# John Deere 220c questions



## kur1j (Jul 2, 2017)

I think I found one for a cheap price 2008, bed knife and reel sharpened, with what looks to me decent making life left, with groomer and grass catcher.

I know that I'll be around a max HoC of 1". But I can't seem to find an exact statement from John Deere specifying an exact max HoC only a minimum. Does anyone have a 220c that could tell me which HoC I could get to?

https://s3-us-west-2.amazonaws.com/www.mrcdn.com/pdf/john-deere/john-deere-greens-180c-users-manual-466095.pdf

This is the only document that I can find that gives a max HoC but that's on the 260c with a 3" roller that would cut to 1.375". Would that be an option for the 220c?

Other question are, do I simply do the paper test to find out if i need to backlap?
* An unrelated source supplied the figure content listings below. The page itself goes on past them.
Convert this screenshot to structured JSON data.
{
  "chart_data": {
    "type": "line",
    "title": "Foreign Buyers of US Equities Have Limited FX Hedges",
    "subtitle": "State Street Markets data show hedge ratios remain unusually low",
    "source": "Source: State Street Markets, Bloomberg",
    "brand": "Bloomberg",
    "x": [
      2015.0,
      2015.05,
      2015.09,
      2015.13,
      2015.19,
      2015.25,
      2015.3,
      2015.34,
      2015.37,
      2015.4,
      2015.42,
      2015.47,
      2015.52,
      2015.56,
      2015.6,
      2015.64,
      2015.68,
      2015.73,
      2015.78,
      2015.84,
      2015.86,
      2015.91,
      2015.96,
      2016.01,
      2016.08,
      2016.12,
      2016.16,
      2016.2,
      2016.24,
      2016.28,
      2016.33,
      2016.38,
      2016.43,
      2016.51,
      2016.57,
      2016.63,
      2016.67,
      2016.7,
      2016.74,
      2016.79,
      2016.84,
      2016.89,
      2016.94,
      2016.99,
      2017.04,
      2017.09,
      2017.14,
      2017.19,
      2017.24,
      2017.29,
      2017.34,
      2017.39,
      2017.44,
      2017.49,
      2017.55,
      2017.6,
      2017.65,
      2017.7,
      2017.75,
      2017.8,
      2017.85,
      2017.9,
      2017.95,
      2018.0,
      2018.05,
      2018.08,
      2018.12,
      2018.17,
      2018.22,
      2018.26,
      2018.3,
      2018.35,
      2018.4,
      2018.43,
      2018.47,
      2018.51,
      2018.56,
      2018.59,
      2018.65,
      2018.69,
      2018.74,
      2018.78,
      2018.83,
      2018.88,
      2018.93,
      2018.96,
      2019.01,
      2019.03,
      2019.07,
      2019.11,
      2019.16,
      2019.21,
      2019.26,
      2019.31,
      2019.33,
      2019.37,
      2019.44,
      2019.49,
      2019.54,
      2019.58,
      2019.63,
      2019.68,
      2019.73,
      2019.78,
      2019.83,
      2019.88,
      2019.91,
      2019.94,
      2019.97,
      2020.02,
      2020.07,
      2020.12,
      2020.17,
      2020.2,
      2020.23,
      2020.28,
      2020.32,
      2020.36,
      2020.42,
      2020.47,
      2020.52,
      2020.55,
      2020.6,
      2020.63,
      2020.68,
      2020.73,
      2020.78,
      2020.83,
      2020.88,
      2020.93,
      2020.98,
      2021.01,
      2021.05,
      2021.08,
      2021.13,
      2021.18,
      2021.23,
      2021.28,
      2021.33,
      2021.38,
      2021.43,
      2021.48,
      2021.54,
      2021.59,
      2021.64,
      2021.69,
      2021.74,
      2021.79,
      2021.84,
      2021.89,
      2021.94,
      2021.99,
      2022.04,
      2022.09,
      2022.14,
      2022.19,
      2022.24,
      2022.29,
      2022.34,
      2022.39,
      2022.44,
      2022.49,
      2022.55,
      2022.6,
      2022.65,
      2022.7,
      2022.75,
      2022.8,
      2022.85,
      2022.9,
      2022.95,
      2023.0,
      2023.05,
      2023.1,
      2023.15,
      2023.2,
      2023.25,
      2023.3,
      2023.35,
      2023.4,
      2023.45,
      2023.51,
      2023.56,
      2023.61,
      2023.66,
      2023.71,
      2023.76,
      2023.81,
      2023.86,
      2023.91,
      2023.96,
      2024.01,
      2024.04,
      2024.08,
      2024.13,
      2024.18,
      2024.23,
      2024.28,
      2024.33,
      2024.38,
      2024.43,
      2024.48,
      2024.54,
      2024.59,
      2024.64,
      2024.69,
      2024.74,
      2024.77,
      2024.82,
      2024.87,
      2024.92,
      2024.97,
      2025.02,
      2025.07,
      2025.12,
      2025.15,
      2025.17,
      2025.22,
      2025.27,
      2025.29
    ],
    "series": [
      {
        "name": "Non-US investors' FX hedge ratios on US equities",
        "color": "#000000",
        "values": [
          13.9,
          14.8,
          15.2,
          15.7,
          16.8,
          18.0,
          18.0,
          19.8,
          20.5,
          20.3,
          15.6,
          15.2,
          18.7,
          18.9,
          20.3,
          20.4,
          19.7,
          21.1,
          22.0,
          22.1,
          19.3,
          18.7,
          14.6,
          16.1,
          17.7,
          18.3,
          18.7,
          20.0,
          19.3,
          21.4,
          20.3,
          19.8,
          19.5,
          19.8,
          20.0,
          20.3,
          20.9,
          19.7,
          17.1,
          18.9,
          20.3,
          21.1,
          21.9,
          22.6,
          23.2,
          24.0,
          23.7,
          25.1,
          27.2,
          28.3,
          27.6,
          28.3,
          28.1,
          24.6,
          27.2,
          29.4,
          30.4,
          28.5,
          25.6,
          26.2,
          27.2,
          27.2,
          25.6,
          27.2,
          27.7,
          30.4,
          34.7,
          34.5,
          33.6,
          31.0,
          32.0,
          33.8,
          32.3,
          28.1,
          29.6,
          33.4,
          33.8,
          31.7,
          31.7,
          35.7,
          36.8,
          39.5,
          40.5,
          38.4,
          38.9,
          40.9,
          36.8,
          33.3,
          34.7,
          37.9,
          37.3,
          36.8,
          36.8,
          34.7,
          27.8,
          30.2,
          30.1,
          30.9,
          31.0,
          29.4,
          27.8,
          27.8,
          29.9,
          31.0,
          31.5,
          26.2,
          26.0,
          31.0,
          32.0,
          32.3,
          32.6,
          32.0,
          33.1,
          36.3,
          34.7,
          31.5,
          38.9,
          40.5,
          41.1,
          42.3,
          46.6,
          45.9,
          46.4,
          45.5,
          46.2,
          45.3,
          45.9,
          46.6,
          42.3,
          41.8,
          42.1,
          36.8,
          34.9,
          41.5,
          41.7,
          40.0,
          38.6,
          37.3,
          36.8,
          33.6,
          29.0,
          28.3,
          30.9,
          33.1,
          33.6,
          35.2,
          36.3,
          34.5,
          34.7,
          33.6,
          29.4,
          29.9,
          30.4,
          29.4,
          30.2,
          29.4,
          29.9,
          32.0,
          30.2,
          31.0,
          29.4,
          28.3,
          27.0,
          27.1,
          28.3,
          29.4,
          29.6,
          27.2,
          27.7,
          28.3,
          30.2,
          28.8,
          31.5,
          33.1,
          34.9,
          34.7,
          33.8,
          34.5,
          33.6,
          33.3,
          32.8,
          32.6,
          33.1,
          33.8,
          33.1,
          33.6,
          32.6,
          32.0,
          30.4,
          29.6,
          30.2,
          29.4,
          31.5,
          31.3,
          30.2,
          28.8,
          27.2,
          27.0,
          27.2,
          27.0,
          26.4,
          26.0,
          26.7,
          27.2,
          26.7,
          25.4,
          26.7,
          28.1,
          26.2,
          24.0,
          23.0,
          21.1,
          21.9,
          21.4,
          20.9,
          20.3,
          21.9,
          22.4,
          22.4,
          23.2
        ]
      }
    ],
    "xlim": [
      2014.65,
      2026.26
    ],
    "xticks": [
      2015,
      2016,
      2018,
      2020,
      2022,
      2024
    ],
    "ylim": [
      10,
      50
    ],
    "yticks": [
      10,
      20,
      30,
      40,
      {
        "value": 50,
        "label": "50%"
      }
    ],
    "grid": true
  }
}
What is the best way to know if I need to sharpen the reel/bedknife?

Any suggestions on where to get a HoC gauge?


----------



## Redtenchu (Jan 28, 2017)

My 220b hits 1.1305 max, but still has space on the bracket for adjustment.





Yes, do the paper cut test to check for sharpness.


----------



## Redtenchu (Jan 28, 2017)

HOC gages, You can buy or make one.


----------



## kur1j (Jul 2, 2017)

Redtenchu said:


> My 220b hits 1.1305 max, but still has space on the bracket for adjustment.
> 
> 
> 
> ...


Damn nice! So I should be able to get about 1.25" out of it it looks like? Thanks for the links to the HoC bar.


----------